EUR/USD Rate Tipped as Buy Ahead of ECB Decision and Forecast Update
"But expectations for a March rate hike are already relatively elevated, and there is much more to price for the ECB terminal rate in our view too" - Nomura.
Image © European Central Bank
The Euro to Dollar exchange rate neared the top of the major currency board for the week and has been tipped as a buy at Nomura ahead of the European Central Bank (ECB) interest rate decision and forecast update for March.
Europe's single currency had risen against a solid majority of its counterparts in the G20 grouping by Friday but with the Swiss Franc, Japanese Yen, U.S. Dollar and Pound Sterling not far behind after maany were helped by falling U.S. government bond yields.
U.S. yields fell while futures market expectations for Federal Reserve (Fed) interest rates eased late in the week but these factors and others could yet lift the Euro further against the greenback in the days ahead.
"Next week’s ECB meeting is likely to strike a hawkish tone after recent strong core euro area CPI prints.

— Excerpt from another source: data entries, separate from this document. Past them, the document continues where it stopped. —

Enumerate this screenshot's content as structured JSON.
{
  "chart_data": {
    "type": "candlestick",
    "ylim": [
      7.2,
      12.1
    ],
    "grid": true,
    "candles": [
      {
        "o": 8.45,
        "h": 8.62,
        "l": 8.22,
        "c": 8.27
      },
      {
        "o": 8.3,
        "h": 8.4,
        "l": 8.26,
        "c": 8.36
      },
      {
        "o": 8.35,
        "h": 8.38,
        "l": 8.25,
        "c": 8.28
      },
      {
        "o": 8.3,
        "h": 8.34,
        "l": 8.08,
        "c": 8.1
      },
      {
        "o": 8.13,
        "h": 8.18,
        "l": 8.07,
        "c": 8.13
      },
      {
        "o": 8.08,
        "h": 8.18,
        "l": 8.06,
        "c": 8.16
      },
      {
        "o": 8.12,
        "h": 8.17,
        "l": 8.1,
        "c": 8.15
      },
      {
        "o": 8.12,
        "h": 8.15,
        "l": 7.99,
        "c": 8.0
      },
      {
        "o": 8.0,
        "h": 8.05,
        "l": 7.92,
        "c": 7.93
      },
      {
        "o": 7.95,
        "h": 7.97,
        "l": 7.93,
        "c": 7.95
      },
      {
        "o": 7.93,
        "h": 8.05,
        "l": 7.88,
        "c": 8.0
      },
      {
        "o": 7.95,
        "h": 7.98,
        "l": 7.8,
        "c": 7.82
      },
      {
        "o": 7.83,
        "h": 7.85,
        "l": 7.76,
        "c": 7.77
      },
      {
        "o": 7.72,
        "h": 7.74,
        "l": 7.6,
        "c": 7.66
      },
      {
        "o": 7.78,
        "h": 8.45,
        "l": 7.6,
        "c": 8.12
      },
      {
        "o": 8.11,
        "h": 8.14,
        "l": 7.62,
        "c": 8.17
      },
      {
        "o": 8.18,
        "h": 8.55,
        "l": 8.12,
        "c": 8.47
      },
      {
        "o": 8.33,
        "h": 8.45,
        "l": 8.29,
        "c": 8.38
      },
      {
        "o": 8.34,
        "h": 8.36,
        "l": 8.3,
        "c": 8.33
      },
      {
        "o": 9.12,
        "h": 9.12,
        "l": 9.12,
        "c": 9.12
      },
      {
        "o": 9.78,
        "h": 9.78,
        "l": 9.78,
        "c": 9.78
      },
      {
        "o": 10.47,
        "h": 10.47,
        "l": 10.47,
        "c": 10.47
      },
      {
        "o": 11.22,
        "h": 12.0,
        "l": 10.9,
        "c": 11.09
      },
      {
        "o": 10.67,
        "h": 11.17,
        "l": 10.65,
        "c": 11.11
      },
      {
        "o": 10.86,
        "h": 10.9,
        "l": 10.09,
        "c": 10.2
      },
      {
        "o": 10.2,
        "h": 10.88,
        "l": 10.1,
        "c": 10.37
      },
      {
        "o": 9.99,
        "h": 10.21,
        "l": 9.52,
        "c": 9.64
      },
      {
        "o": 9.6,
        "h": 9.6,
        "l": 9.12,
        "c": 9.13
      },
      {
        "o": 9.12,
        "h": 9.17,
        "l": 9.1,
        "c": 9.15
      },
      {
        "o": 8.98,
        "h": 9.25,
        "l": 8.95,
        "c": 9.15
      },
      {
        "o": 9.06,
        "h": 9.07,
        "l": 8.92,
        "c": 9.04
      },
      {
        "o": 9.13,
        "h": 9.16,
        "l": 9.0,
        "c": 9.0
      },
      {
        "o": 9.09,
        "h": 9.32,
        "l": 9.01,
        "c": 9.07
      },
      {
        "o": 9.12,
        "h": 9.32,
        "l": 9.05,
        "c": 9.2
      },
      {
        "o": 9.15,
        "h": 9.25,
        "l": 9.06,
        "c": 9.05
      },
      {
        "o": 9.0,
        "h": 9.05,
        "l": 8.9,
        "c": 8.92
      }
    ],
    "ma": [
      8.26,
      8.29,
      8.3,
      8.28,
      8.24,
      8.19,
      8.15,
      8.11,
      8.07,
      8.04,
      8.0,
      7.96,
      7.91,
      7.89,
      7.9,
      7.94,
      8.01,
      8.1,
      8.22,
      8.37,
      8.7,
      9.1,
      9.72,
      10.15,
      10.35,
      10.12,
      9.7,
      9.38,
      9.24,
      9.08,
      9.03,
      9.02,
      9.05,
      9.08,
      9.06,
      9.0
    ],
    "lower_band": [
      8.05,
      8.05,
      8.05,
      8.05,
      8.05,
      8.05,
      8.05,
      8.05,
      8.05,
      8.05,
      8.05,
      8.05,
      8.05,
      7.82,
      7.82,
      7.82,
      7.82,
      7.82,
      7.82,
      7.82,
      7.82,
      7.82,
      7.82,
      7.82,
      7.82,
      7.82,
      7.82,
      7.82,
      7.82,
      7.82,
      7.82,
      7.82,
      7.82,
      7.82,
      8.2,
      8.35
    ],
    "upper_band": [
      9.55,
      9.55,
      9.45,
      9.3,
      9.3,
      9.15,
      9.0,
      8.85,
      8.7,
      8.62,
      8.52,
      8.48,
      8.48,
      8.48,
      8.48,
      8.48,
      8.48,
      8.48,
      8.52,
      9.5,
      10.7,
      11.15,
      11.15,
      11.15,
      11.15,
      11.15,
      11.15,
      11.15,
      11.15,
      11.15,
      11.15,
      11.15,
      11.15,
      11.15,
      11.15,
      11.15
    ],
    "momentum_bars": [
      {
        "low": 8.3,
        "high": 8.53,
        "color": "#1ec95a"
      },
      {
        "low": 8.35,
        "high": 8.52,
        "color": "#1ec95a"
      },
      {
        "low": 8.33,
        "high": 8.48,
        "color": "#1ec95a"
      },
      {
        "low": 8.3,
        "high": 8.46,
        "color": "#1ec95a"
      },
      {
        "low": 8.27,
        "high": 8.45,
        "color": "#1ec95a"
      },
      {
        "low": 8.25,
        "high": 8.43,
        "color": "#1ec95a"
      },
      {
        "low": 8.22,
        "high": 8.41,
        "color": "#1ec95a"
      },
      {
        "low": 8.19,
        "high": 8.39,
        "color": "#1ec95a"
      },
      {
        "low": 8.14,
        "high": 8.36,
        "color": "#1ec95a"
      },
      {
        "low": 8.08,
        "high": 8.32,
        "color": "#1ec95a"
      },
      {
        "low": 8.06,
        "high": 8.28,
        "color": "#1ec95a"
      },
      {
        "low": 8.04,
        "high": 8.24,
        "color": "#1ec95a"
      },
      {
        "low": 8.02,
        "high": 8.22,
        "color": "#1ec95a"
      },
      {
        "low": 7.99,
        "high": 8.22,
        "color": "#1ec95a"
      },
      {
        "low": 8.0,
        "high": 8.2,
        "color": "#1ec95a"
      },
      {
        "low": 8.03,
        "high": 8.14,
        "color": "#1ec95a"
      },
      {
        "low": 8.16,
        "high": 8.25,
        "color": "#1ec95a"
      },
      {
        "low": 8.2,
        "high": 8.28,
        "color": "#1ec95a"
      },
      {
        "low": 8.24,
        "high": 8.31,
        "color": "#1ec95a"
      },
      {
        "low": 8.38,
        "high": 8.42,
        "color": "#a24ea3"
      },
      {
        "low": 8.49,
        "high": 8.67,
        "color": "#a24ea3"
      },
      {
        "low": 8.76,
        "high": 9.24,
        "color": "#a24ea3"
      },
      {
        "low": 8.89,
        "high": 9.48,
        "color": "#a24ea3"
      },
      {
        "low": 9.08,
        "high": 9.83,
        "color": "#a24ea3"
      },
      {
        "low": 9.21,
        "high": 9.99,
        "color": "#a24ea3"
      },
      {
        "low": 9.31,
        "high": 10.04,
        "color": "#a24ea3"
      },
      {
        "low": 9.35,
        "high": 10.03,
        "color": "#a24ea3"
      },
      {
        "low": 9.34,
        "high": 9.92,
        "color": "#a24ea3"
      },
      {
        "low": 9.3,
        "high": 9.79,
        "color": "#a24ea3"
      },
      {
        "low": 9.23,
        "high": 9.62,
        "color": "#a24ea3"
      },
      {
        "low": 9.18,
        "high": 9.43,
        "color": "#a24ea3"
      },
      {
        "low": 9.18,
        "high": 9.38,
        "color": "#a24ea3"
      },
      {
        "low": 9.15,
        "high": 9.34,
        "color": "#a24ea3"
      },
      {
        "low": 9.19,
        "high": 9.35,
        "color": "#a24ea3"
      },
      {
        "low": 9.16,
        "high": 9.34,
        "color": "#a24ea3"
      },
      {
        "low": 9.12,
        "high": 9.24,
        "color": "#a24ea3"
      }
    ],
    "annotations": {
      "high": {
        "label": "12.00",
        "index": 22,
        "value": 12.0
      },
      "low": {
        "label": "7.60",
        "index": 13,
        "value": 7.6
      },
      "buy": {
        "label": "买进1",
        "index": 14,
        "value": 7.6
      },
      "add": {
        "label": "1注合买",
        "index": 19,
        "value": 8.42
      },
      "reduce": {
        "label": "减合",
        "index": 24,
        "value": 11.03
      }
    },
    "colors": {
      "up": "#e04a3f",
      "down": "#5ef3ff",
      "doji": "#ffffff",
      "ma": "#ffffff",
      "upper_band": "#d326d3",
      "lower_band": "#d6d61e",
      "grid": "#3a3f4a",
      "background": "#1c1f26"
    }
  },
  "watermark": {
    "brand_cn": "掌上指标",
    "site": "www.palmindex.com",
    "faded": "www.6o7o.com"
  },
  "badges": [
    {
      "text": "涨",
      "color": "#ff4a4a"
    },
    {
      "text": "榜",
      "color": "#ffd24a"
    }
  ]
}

In addition, the euro area’s terms of trade have continued to climb, ETF inflows from foreign investors are accelerating and US energy prices are in decline," says Jordan Rochester, a strategist at Nomura.
"This is likely to keep the US disinflation trend intact and US rates pricing has been a drag on EUR of late," he adds.
Market-implied expectations for the Fed Funds rate were raised sharply to imply an increase to 6% later this year after congressional testimony from Chairman Jerome Powell suggested the Federal Open Market Committee could respond aggressively to any fresh upturn for U.S. inflation.
Nomura's U.S. economists are forecasting a half percentage point increase in the benchmark interest rate for March but say that by the second quarter of the year, inflation is likely to be in a clear enough downtrend for the Fed to call an end to its interest rate cycle.
"The good news is that US energy prices declined in February, reducing some risks of a strong headline number at least," Rochester says in a Friday reference to U.S. inflation figures out next Tuesday, which are a risk for EUR/USD.
"But expectations for a March rate hike are already relatively elevated, and there is much more to price for the ECB terminal rate in our view too," he adds.
Fortunately for the Euro to Dollar rate, perhaps, Nomura economists have also recently lifted their endpoint forecast for the ECB deposit rate to 4.25%, which is above the latest market-implied expectation.
That would potentially help the Euro next week if the latest European Central Bank inflation forecasts suggest such a policy prescription is merited.
"To reach that level, we expect the ECB to raise rates by 50bp at each of the March, May, and June meetings, followed by a final hike of 25bp in July. This is not priced in by the markets, which are pricing in a terminal rate of 3.77% in July and 3.80% in October," Rochester says.
"For July that is significantly below our euro area economics team’s view of 4.25% (one that we back with confidence)," he adds.
Europe's economy stalled in the final quarter of last year but data released more recently told of a modest revival in the new year while last week Eurostat figures indicated that inflation remained stubborn in February.
Euro area inflation dipped to 8.5% in February but from an upwardly-revised level of 8.6% while the more important core inflation rate rose from an upwardly-revised 5.3% to 5.6% in a second consecutive defiance of ECB expectations for price growth moderate in January and February.
The Nomura team is targeting a EUR/USD recovery to 1.11 for the end of June.